I’ve just finished reading Wisdom, Madness and FollyWisdom Madness and Folly (Canongate Scottish Classics) by R. D. Laing.

It’s part memoir, part explanation of and insight into his views on psychiatry (the subtitle is “The Making of a Psychiatrist”)

I found it an interesting and enjoyable read, which meant I was able to whizz through it in a few days.  (I know you don’t always want to speed through books but I’ve a big pile waiting for me just now, so this time I do.)

Overview

Memoir covering the early years of the author’s life, from 1927-57.  The chapters cover his early years (family and school), at university, in the army, the mental hospital, and in the Department of Psychiatry.  The episodes and incidents that he shares are detailed and vivid, with each one helping to paint a picture of the institution he’s in (whether that’s family, school, army, ward) and his reactions to it both as a man and as an emerging psychiatrist.

What I Liked About It

I very much enjoyed Laing’s dry, matter-of fact writing style.  He writes about many incidents in his personal and professional life which are shocking, terrible even, but he does so in a no-nonsense way, describing what happens and his reactions to the events without undue sentiment or emotion.
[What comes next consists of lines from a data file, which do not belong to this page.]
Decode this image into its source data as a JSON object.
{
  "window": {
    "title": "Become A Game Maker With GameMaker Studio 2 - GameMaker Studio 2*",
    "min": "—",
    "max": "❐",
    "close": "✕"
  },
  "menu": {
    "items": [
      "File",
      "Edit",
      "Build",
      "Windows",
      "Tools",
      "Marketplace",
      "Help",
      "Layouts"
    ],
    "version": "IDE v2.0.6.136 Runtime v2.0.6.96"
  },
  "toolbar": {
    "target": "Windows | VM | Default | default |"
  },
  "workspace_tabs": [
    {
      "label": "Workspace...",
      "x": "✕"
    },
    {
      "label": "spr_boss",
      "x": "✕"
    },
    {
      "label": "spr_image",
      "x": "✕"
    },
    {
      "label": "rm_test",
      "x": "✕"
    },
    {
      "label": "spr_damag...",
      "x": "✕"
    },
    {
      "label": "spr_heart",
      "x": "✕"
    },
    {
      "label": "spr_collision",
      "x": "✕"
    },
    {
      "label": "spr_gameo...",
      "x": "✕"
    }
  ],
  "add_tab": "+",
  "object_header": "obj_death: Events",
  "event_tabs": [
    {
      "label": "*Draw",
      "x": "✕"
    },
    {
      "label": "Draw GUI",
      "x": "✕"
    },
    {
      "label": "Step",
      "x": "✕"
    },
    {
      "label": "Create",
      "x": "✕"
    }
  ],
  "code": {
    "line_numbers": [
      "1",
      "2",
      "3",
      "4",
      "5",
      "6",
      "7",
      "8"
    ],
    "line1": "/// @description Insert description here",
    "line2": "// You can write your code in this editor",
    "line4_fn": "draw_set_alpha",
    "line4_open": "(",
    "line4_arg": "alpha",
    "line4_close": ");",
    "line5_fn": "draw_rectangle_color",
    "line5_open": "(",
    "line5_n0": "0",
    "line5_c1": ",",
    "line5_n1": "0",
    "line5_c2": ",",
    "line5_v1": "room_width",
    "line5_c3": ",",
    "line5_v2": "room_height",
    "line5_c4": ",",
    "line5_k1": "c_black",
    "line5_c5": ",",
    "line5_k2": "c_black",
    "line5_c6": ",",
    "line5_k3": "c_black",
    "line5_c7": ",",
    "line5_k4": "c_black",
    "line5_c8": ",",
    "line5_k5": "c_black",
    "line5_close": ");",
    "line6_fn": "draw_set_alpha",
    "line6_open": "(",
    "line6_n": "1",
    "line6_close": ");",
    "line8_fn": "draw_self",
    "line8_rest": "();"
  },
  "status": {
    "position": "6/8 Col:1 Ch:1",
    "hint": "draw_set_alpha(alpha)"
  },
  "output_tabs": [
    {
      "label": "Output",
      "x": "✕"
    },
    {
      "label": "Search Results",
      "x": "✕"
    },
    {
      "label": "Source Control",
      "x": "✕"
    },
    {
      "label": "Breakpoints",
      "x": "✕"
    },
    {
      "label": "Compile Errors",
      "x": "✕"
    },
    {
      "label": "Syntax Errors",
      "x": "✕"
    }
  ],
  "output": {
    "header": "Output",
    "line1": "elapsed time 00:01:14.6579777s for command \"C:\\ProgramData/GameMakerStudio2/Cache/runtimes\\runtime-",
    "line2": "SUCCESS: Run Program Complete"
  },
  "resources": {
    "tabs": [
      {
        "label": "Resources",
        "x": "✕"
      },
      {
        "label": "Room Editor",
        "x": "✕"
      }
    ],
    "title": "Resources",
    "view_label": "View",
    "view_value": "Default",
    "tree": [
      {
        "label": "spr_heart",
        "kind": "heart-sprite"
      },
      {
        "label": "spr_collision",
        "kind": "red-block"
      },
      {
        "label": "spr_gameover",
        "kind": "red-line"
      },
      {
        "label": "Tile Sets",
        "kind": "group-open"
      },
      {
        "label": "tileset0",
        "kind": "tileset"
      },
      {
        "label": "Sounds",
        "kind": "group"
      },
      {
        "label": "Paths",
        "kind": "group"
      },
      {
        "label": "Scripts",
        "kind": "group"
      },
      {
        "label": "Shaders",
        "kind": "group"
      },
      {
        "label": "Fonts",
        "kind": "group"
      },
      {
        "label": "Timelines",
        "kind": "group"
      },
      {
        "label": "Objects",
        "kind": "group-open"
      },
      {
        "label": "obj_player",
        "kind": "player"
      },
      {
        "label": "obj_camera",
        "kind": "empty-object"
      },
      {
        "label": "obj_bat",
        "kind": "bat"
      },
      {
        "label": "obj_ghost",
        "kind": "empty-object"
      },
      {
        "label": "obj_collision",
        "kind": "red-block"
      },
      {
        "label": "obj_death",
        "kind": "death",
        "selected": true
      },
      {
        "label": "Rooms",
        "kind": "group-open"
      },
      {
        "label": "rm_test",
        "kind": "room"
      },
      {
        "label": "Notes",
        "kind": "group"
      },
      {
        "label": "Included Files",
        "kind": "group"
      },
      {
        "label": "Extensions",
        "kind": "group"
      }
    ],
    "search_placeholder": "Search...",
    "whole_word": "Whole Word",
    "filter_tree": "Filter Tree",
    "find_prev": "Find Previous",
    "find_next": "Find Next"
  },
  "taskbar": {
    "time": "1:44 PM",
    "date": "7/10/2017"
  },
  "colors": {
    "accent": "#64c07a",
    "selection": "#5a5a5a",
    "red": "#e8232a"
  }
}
It makes for a cleaner crisper read, and also gives more opportunity for the reader to ‘see’ the incidents described, and to imagine their own reactions to them.

He demonstrates a great deal of empathy for his patients and the people he encounters in the various institutions where he works.  This gives you a sense of connection to and appreciation of the author, as well as shifting and challenging some preconceived views about the nature of mental illness.

He has particular skill in balancing overview with detailed description.  Here is a moving, almost poetic description of life in the female ward of a mental hospital:

A refractory ward in a mental hospital is a strange place to be reminded of Homer.  But these women in the refractory ward brought me back to Homer’s description of the ghosts in Hades, separated on their side from teh living by the width of the Ocean, and, on the part of the living by the Rivers of Fear.  Ulysses goes to the land of the dead to meet his mother.  Although he can se her, he is dismayed to find he cannot embrace her.  She explains to him that she has no sinews, no bones, no body keeping the bones and flesh together.  Once the life force has gone from her white bones, all is consumed by the fierce heat of a blazing fear, and the soul slips away like a dream and flutters in the air.

From what experience of life had that description come?  It seemed to be so far and yet so near.

How can we entice these ghosts to life, across their oceanic abyss, across our rivers of fear?

He moves straight on from this section to a detailed description of a particular patient, almost a case history, bringing the story back down to earth, to the dirty, messy specifics of life.

A Scottish Memoir

I found the book particularly interesting because it was (primarily) set in Scotland.  It helps to bring some of the details to life when you know the places he’s talking about.  (Like the terrifiying detail that he used to ride a motorbike down Loch Lomond side without a helmet, at 70 mph, after several rounds of Guinness and whisky.)

The early sections in particular on family life and his time at school provide a valuable insight into the culture and values of lower middle class families in Scotland in the 1930s and 1940s.  The importance of being ‘good’.  The rigidity of the school system.

Strange details like the horrified reaction of his parents when he wrote an essay about time hanging heavily on his hands.  They ‘encouraged’ him to rewrite it with full descriptions of the active life he led, playing rugby, learning a musical instrument, enjoying tennis and golf – and, of course, learning to hide the feelings of disquiet he felt but could not find the words for.

It helped me to better understand some of the attitudes and values of my parents’ generation.  It also illuminates some of the more joyless aspects of Scottish culture, society and life.

What Could Have Been Better

I’d hesitate to say the book could be better – it works as it is, and serves the author’s purpose.  If you’re reading it for the memoir rather than the views on psychiatry I’d say be willing to skip the bits that you feel are going over your head.  I’d include in that the first chapter on ‘Psychiatry Today’ which I skipped in order to jump straight into the personal lifestory narrative.

Who Might Enjoy It

Clearly this memoir is going to be of particular interest if you’re curious about psychiatry, mental health and illness.  But the material is written in such an interesting, accessible and human way I’d say it would be of interest to anyone who was interested in some of the more challenging questions about the human condition.